June 27, 2017, 8:52 a.m. By: Pranjal Kumar

Google along with the researchers at MIT have succeeded in developing an AI that can link text, sound, and images from surrounding to understand the environment better. This can be the starting of the development of next generation robots that have almost same capabilities as that of the human.

At present, AI generally recognizes images, identifies noise and understands the text as three different problems with three different algorithms built for each task. This is the major problem in today’s AI that they treat all the three methods independently. It is also the reason why we are still very far away from creating a robot that can match the human capabilities.

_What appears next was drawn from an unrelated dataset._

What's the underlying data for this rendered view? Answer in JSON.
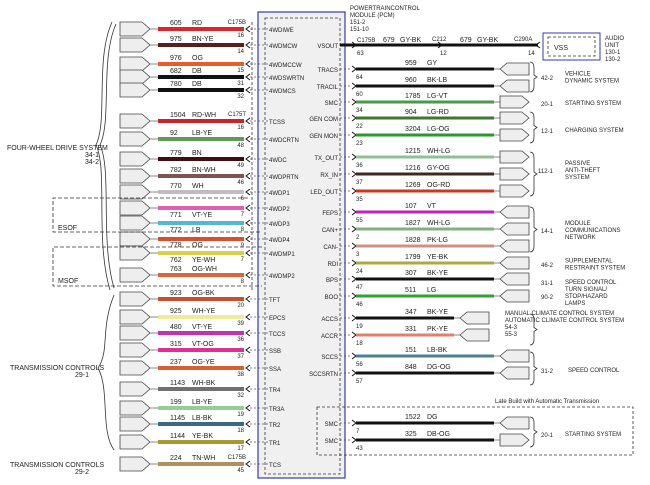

But, the researchers from MIT and Google have devised an approach that can improve the way we teach our machines about the world. For example, if we hear a noise of a car or see a car, we immediately recognize it. This is because the information is aligned naturally in our brain.

The researchers are not using the new algorithm, they are just devising a new method to link the three algorithms. One real life of this technology is the in the case of a self-driving car. Suppose that a self-driving car hears the ambulance sound or police car’s sound before it actually sees them. In this case, the car might take necessary action before actually seeing them, like slowing down and allowing another vehicle to cross first.

MIT researchers trained this system by first showing the neural network video frames that were associated with audio. Then the network found the object in the video and the sound in the audio. Then it tried to correlate which object is producing which sound. Next, the images with the caption showing similar situation were fed in the algorithm. This made the AI associate words with the object that it could find in the images.

After successful training, the system was able to match audio to text without being trained to know which words correspond to the different sound. This showed that the AI was not relying on any one option to learn the things.

Google’s model behaves in exactly same with the addition of being able to translate the text as well.

Google said that its next objective is to improve the speed and accuracy of this system.